The demonstration of the reversibility and recovery of the initial electrical properties opens the door to various applications for these films, particularly in the development of transparent gas sensors. In such applications, the ability to regenerate and reverse processes provides a significant competitive advantage and is a crucial requirement for practical use. For example, a simple transparent oxygen sensor can be fabricated and regenerated by depositing a thin ZnO layer followed by rapid laser irradiation.

The results presented suggest that the time evolution of the electrical properties in laser-treated ZnO films may be intrinsically linked to the oxygen concentration in the surrounding atmosphere.^5,8 Therefore, it is worth exploring the possibility of using these ZnO films to detect oxygen levels.

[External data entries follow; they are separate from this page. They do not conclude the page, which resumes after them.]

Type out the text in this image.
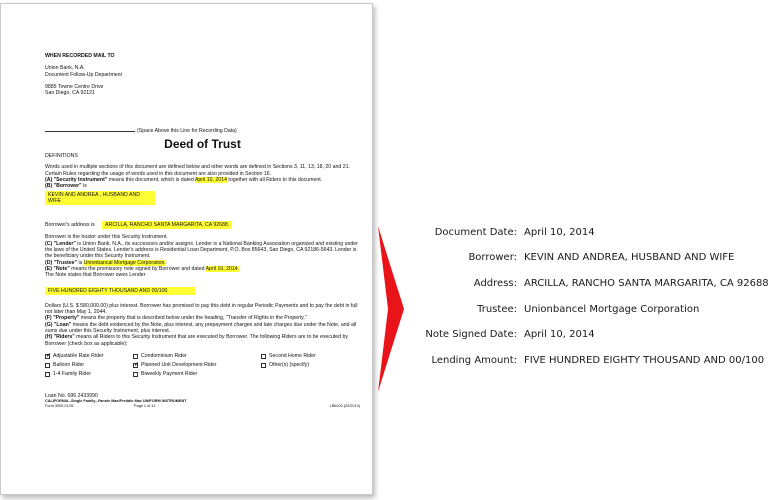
WHEN RECORDED MAIL TO
Union Bank, N.A.
Document Follow-Up Department

9885 Towne Centre Drive
San Diego, CA 92121
(Space Above this Line for Recording Data)
Deed of Trust
DEFINITIONS
Words used in multiple sections of this document are defined below and other words are defined in Sections 3, 11, 13, 18, 20 and 21. Certain Rules regarding the usage of words used in this document are also provided in Section 16.
(A) "Security Instrument" means this document, which is dated April 10, 2014 together with all Riders to this document.
(B) "Borrower" is
KEVIN AND ANDREA , HUSBAND AND WIFE
Borrower's address is ARCILLA, RANCHO SANTA MARGARITA, CA 92688.
Borrower is the trustor under this Security Instrument.
(C) "Lender" is Union Bank, N.A., its successors and/or assigns. Lender is a National Banking Association organized and existing under the laws of the United States. Lender's address is Residential Loan Department, P.O. Box 85643, San Diego, CA 92186-5643. Lender is the beneficiary under this Security Instrument.
(D) "Trustee" is Unionbancal Mortgage Corporation.
(E) "Note" means the promissory note signed by Borrower and dated April 10, 2014.
The Note states that Borrower owes Lender
FIVE HUNDRED EIGHTY THOUSAND AND 00/100
Dollars (U.S. $ 580,000.00) plus interest. Borrower has promised to pay this debt in regular Periodic Payments and to pay the debt in full not later than May 1, 2044.
(F) "Property" means the property that is described below under the heading, "Transfer of Rights in the Property."
(G) "Loan" means the debt evidenced by the Note, plus interest, any prepayment charges and late charges due under the Note, and all sums due under this Security Instrument, plus interest.
(H) "Riders" means all Riders to this Security Instrument that are executed by Borrower. The following Riders are to be executed by Borrower (check box as applicable):
✓
Adjustable Rate Rider
Balloon Rider
1-4 Family Rider
Condominium Rider
✓
Planned Unit Development Rider
Biweekly Payment Rider
Second Home Rider
Other(s) (specify)
Loan No. 696 2433990
CALIFORNIA--Single Family--Fannie Mae/Freddie Mac UNIFORM INSTRUMENT
Form 3005 01/01	Page 1 of 12	LB6200 (02/2013)
Document Date: April 10, 2014
Borrower: KEVIN AND ANDREA, HUSBAND AND WIFE
Address: ARCILLA, RANCHO SANTA MARGARITA, CA 92688
Trustee: Unionbancel Mortgage Corporation
Note Signed Date: April 10, 2014
Lending Amount: FIVE HUNDRED EIGHTY THOUSAND AND 00/100
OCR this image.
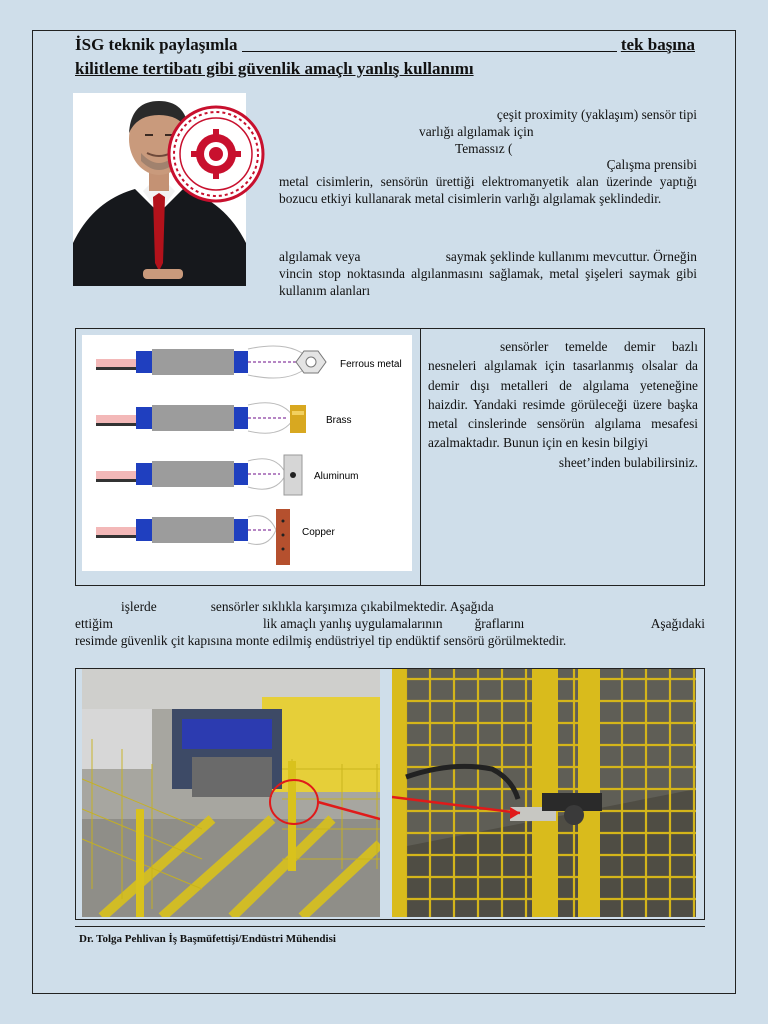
İSG teknik paylaşımla	tek başına
kilitleme tertibatı gibi güvenlik amaçlı yanlış kullanımı
çeşit proximity (yaklaşım) sensör tipi
varlığı algılamak için
Temassız (
Çalışma prensibi
metal cisimlerin, sensörün ürettiği elektromanyetik alan üzerinde yaptığı bozucu etkiyi kullanarak metal cisimlerin varlığı algılamak şeklindedir.
algılamak veya                         saymak şeklinde kullanımı mevcuttur. Örneğin vincin stop noktasında algılanmasını sağlamak, metal şişeleri saymak gibi kullanım alanları
Ferrous metal
Brass
Aluminum
Copper
sensörler temelde demir bazlı nesneleri algılamak için tasarlanmış olsalar da demir dışı metalleri de algılama yeteneğine haizdir. Yandaki resimde görüleceği üzere başka metal cinslerinde sensörün algılama mesafesi azalmaktadır. Bunun için en kesin bilgiyi
sheet’inden bulabilirsiniz.
işlerde	sensörler sıklıkla karşımıza çıkabilmektedir. Aşağıda
ettiğim	lik amaçlı yanlış uygulamalarının ğraflarını	Aşağıdaki
resimde güvenlik çit kapısına monte edilmiş endüstriyel tip endüktif sensörü görülmektedir.
Dr. Tolga Pehlivan İş Başmüfettişi/Endüstri Mühendisi
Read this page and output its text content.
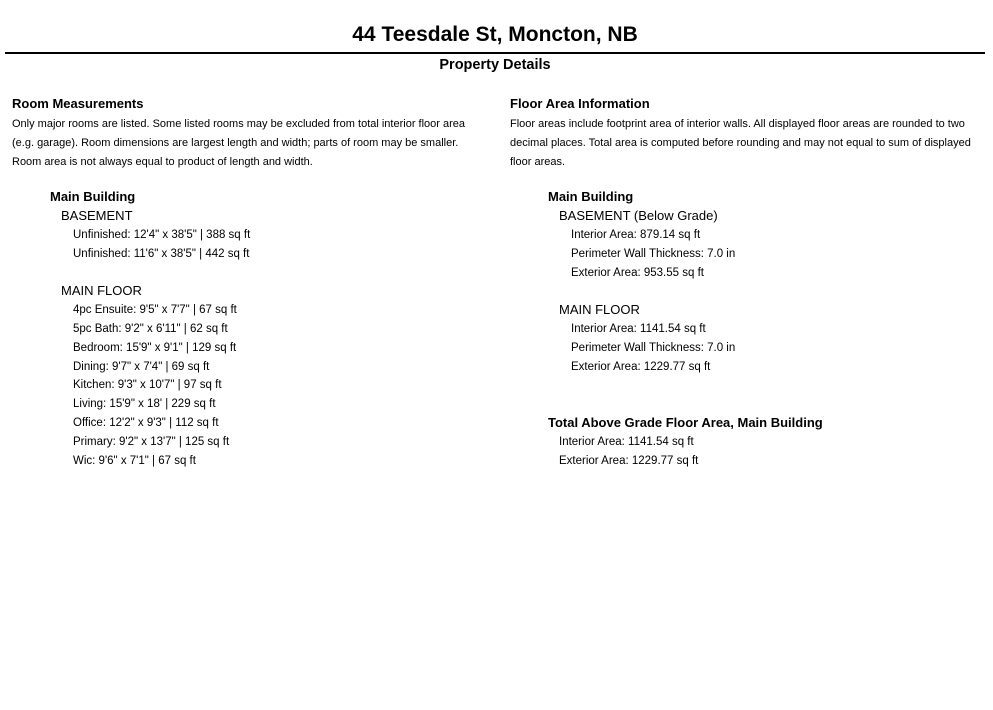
44 Teesdale St, Moncton, NB
Property Details
Room Measurements

Only major rooms are listed. Some listed rooms may be excluded from total interior floor area (e.g. garage). Room dimensions are largest length and width; parts of room may be smaller. Room area is not always equal to product of length and width.

Main Building
BASEMENT
Unfinished: 12'4" x 38'5" | 388 sq ft
Unfinished: 11'6" x 38'5" | 442 sq ft
MAIN FLOOR
4pc Ensuite: 9'5" x 7'7" | 67 sq ft
5pc Bath: 9'2" x 6'11" | 62 sq ft
Bedroom: 15'9" x 9'1" | 129 sq ft
Dining: 9'7" x 7'4" | 69 sq ft
Kitchen: 9'3" x 10'7" | 97 sq ft
Living: 15'9" x 18' | 229 sq ft
Office: 12'2" x 9'3" | 112 sq ft
Primary: 9'2" x 13'7" | 125 sq ft
Wic: 9'6" x 7'1" | 67 sq ft
Floor Area Information

Floor areas include footprint area of interior walls. All displayed floor areas are rounded to two decimal places. Total area is computed before rounding and may not equal to sum of displayed floor areas.

Main Building
BASEMENT (Below Grade)
Interior Area: 879.14 sq ft
Perimeter Wall Thickness: 7.0 in
Exterior Area: 953.55 sq ft
MAIN FLOOR
Interior Area: 1141.54 sq ft
Perimeter Wall Thickness: 7.0 in
Exterior Area: 1229.77 sq ft
Total Above Grade Floor Area, Main Building
Interior Area: 1141.54 sq ft
Exterior Area: 1229.77 sq ft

Experiments were carried out where a laser annealing of the thin film was performed under vacuum and then the evolution of the electrical resistance was monitored under different atmospheres, namely, O₂, N₂ and Ar. Table 1 presents the composition of each atmosphere measured by gas chromatography. The values in italics are estimated from the measured data.

Table 1 Composition of the different treatment atmospheres. Gas compositions were measured by gas chromatography at 1 bar or estimated from the measured data (values in italics)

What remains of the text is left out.